I used to generate a .mod file using:

pgfortran -Mcuda -c cublas.cuf -L/opt/cuda/cuda/lib64 -lcublas

Which I load and call from within my main program with

use cublas
! a lot of lines skipped
call cuda_gemm ('N','N',m,n,k,alpha,a_d,m,b_d,k,beta,c_d,m)

I hope consistency is therefore maintained?

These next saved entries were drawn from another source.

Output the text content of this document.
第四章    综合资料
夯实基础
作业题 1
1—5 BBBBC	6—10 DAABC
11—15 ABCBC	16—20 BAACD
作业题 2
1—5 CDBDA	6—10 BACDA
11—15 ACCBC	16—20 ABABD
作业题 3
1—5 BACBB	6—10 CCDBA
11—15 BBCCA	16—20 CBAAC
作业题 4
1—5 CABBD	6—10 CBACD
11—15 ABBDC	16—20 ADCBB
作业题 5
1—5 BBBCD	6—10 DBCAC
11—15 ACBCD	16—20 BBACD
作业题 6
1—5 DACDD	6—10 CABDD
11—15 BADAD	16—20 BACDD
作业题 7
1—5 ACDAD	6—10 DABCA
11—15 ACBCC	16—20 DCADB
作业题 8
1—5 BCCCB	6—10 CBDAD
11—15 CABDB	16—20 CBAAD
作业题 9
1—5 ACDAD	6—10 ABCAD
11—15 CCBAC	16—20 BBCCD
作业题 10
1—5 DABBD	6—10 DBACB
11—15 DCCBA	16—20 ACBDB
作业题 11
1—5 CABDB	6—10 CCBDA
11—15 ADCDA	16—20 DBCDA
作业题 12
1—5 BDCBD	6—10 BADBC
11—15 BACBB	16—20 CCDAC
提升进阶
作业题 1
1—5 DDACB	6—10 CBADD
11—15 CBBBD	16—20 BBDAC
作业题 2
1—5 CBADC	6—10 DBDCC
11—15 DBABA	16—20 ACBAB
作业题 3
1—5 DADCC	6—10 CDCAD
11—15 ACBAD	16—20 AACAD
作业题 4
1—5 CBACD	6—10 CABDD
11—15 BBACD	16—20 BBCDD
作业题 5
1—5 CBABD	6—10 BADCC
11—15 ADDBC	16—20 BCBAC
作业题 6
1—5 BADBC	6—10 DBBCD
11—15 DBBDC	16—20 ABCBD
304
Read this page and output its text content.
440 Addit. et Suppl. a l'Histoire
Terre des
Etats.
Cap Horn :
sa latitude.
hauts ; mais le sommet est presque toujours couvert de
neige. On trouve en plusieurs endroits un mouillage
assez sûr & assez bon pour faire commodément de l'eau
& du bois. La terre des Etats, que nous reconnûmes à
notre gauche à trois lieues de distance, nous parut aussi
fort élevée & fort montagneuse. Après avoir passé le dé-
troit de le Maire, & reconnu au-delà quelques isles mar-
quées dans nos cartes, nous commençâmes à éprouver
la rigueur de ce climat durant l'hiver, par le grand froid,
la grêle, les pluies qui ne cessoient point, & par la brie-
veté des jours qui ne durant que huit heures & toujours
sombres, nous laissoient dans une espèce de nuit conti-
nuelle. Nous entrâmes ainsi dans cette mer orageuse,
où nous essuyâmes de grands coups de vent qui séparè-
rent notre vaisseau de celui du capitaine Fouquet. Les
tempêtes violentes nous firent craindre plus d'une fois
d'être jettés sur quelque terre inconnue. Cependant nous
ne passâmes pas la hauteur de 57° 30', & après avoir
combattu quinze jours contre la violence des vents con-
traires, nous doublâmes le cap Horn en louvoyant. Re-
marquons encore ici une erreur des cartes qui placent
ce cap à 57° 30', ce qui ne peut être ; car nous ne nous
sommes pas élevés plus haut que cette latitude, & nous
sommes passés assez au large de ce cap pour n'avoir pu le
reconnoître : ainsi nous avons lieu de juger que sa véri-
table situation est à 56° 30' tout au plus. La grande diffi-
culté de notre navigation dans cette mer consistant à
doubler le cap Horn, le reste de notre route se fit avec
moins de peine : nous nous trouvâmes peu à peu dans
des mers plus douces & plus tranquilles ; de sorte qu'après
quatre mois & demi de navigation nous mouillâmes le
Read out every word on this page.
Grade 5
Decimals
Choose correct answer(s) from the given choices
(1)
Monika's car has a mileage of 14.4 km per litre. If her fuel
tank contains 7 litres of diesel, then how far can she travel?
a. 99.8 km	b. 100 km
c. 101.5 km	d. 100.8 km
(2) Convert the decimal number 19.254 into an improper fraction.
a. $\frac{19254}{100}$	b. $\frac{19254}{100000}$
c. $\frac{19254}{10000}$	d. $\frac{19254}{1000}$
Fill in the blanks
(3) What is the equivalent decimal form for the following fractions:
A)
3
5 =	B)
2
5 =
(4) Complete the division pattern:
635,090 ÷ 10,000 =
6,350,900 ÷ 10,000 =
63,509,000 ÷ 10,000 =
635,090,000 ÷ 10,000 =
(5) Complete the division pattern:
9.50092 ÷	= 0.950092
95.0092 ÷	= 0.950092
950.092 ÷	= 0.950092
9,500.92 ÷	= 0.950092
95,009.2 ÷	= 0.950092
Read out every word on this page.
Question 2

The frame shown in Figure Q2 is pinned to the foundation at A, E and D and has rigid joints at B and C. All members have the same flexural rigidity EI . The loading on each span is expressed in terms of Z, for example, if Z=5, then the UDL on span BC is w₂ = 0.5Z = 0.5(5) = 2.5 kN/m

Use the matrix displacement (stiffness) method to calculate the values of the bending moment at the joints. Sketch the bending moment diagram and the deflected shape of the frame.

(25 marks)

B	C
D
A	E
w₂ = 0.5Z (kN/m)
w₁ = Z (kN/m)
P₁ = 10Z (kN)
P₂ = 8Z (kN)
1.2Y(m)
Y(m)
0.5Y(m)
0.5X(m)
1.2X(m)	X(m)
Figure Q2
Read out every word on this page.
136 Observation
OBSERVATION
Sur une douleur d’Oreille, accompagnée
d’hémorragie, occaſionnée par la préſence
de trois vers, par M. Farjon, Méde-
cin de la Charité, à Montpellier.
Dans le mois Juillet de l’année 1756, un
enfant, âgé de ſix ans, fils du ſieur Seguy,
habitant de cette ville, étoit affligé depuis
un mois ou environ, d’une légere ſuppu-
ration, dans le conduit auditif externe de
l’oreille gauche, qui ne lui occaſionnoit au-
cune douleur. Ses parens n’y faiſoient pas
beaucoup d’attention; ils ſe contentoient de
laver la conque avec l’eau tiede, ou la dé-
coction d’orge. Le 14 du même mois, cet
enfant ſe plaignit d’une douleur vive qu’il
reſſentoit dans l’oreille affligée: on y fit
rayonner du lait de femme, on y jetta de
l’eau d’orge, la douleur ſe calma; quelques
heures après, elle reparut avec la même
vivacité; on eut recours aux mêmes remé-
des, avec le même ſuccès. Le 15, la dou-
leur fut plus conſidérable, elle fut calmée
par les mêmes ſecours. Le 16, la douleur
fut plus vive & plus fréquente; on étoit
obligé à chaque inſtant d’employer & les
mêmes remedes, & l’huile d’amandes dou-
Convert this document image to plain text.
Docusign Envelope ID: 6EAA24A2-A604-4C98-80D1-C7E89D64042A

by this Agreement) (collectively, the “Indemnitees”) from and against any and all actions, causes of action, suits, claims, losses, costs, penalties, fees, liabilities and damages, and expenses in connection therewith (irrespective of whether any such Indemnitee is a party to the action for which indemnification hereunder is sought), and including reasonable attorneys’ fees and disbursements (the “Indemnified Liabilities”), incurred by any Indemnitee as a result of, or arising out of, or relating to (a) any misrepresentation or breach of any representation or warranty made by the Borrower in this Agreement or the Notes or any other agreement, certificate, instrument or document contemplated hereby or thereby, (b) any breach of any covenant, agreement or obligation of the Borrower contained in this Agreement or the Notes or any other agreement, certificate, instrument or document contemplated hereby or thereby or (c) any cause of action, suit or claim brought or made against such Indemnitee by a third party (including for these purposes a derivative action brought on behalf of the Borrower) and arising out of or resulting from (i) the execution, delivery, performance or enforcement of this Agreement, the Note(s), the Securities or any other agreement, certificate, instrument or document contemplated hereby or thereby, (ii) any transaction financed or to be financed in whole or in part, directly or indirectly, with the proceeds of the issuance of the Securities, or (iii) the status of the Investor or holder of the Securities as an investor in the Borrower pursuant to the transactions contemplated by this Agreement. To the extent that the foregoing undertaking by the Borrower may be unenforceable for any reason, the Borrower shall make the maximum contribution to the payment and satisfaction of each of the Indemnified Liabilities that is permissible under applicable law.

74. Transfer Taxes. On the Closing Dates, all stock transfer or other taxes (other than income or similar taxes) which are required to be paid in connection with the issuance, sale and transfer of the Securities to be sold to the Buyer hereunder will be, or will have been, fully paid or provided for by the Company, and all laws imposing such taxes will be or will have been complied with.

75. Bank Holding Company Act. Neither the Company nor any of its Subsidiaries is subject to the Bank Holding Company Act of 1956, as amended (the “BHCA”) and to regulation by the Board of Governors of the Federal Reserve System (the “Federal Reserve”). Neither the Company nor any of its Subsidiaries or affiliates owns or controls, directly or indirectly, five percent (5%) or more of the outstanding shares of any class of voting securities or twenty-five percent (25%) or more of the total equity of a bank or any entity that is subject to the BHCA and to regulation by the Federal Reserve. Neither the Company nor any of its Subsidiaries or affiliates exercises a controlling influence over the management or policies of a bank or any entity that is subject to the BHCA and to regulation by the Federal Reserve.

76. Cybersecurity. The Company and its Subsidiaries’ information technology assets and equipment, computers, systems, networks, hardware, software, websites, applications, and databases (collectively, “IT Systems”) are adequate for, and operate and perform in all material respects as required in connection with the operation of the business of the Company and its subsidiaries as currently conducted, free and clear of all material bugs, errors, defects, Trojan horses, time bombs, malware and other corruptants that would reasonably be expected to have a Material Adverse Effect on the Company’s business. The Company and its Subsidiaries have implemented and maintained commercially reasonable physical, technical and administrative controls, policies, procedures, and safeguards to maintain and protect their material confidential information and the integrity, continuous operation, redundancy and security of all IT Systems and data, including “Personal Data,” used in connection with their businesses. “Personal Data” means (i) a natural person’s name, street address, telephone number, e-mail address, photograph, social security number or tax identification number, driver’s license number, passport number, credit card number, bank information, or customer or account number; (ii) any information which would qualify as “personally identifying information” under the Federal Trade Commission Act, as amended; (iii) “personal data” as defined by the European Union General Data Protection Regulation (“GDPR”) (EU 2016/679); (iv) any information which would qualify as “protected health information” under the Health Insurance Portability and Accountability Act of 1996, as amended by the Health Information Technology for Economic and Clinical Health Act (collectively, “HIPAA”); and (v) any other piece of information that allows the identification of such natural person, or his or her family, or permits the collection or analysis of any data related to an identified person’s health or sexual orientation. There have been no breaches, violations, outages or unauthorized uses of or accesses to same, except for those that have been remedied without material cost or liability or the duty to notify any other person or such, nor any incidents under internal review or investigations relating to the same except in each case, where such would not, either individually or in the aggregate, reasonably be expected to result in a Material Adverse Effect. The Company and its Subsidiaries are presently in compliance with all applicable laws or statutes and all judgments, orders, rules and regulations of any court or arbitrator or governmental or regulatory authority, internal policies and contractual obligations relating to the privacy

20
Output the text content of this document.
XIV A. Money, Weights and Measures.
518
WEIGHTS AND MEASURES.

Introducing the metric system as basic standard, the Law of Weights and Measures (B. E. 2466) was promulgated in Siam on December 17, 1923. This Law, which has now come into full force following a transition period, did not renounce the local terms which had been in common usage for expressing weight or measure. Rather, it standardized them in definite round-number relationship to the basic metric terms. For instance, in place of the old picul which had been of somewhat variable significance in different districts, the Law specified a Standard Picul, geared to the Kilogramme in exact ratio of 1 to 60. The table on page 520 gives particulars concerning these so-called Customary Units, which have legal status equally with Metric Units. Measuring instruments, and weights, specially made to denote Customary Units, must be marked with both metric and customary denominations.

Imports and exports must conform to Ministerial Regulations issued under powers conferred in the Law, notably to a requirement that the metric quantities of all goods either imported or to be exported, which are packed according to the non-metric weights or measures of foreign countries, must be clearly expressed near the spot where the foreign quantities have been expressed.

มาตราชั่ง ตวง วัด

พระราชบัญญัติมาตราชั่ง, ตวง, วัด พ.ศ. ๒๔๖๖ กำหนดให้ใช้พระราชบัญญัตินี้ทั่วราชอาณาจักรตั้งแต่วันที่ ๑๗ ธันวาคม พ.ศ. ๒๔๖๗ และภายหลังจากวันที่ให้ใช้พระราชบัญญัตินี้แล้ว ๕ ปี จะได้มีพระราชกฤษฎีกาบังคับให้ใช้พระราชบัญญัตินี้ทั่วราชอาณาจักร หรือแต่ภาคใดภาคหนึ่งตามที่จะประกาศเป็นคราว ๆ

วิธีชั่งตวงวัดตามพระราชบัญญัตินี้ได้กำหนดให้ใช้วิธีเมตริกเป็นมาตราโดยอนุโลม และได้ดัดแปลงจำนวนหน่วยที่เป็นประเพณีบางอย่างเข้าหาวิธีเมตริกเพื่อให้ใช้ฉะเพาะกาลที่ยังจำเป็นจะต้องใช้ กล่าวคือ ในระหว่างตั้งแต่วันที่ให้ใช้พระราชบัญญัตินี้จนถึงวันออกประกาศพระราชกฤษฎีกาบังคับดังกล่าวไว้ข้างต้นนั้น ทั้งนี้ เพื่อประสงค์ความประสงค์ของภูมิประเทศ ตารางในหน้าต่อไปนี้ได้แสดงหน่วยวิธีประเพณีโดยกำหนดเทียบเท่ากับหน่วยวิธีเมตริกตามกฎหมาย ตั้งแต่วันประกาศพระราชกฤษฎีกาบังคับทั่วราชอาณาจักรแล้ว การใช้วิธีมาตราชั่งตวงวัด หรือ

What I don’t understand, how can I not have .mod files? I need to have them for modules, don’t I?
Having removed the .mod file generated from cublas.cuf, I get the following compilation error when trying to compile cublas_test.cuf:

# pgfortran -Mcuda -o cublas_test cublas_test.cuf -L/opt/cuda/cuda/lib64 -lcublas
PGF90-F-0004-Unable to open MODULE file cublas.mod (cublas_test.cuf: 3)
PGF90/x86-64 Linux 10.5-0: compilation aborted

I can post the remaining source code, too - but it’s pretty much the same source as available in the link I posted in the initial post.

Hi,

If you put module in a different file, you will need to ink its object too. Sorry, no other way around.

For example,

% pgfortrans -Mcuda cublas.cuf cublas_test.cuf -I…

OR

% pgfortrans -Mcuda cublas.o cublas_test.cuf …

Hope this works.

Regarding remove mod files,
I mean if you have existing mod files from some older compilation that happens to be the same name in the same directory, remove them. I didn’t mean to remove the ones you just compile for this test.

Hongyon

I do not have CUDA hardware or software, so this is just a guess based on how PGI behaves on the host. My observations are in agreement with what Hongyon wrote, but may add to your understanding.

When you compile the source file cublas.cuf with the interfaces to create the module file, a dummy entry point cublas_ is created in the object file cublas.o. The only executable instruction in the object file is an immediate C3 (ret) instruction. One may guess that when the CUDA hardware is targeted there may be more code than this to do the handshaking.

Similar comments apply to precision.o.

That such stub routines are needed to be linked in when compiling for the co-processor, but not for the host, is a curiosity that perhaps the compiler authors could throw light on.

Try including cublas.o and precision.o in your link command. That is, use

# pgf90 -Mcuda -o cublas_test cublas_test.cuf cublas.o precision.o -L/opt/cuda/cuda/lib64 -lcublas

instead of

# pgf90 -Mcuda -o cublas_test cublas_test.cuf -L/opt/cuda/cuda/lib64 -lcublas

Let me stress once again that my guesses could be wrong. However, considering that the additional object files contain routine entry points with immediate return instructions, there could be no harm in trying my suggestion.

Now, that actually does make sense! I actually should have thought of that…

Thank you guys a lot!